Sungyoon looking up from his textbook with that face, those features, that dimple pressing into his left cheek as he smirks at something, and Hongjoong standing three feet away with the exact same dimple in the exact same cheek, looking back at him. The thought sends ice through my veins.
“It’s not practical,” I say, and I wave the suggestion off with what I hope reads as casual dismissal rather than barely controlled panic.
Hongjoong takes it in stride, shrugging again like it was just an idea, no big deal. “Offer stands,” he says.
Then he leans down and kisses me hard against the side of my car, one hand braced on the roof above my head, the other cupping my jaw and tilting my face up to meet his.

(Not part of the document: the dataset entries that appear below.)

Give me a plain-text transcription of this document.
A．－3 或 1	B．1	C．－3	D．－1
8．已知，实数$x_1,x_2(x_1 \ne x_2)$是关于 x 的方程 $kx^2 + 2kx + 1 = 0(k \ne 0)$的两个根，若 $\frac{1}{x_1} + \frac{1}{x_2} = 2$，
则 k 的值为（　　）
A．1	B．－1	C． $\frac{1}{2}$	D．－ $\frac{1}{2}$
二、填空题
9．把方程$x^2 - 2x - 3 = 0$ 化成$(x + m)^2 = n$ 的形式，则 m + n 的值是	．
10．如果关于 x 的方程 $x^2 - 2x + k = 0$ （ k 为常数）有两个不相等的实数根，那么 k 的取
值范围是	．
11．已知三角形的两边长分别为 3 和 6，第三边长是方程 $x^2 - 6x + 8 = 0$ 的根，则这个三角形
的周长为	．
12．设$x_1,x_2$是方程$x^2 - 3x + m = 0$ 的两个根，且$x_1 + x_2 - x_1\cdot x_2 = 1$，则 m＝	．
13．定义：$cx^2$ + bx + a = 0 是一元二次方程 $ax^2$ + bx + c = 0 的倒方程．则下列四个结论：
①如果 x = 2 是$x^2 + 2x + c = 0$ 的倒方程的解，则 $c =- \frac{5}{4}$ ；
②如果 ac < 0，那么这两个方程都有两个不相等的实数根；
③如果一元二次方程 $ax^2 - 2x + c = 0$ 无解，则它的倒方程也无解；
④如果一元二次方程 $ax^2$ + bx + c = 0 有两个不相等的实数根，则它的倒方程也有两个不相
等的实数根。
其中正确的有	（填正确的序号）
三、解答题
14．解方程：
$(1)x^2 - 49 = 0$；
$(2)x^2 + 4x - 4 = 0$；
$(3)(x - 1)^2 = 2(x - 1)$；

He kisses me deep and slow, his tongue sliding against mine with a tantalizing stroke that makes my knees soften, and I grab the front of his jacket with both hands to keep myself upright, the credit card and keycard digging into my palm where they’re trapped between my fingers and the fabric.
He takes his time with it, kissing me until I’m breathing hard and my lips are swollen and tingling, until my body is stirring again despite the fact that I’m so thoroughly fucked out I shouldn’t be capable of arousal for at least twelve hours.
Hongjoong pulls back, his thumb tracing my lower lip, his eyes dark and half-lidded as he looks down at me. “I’ll call you soon,” he says.
Then he turns and walks away, hands in his pockets, his footsteps echoing through the parking garage as he heads for the elevator. I stand there against the side of my car and watch him go, the keycard and credit card still clutched in my hand, my lips still warm from his mouth.
It doesn’t feel like just a job anymore. I’m not sure it ever was.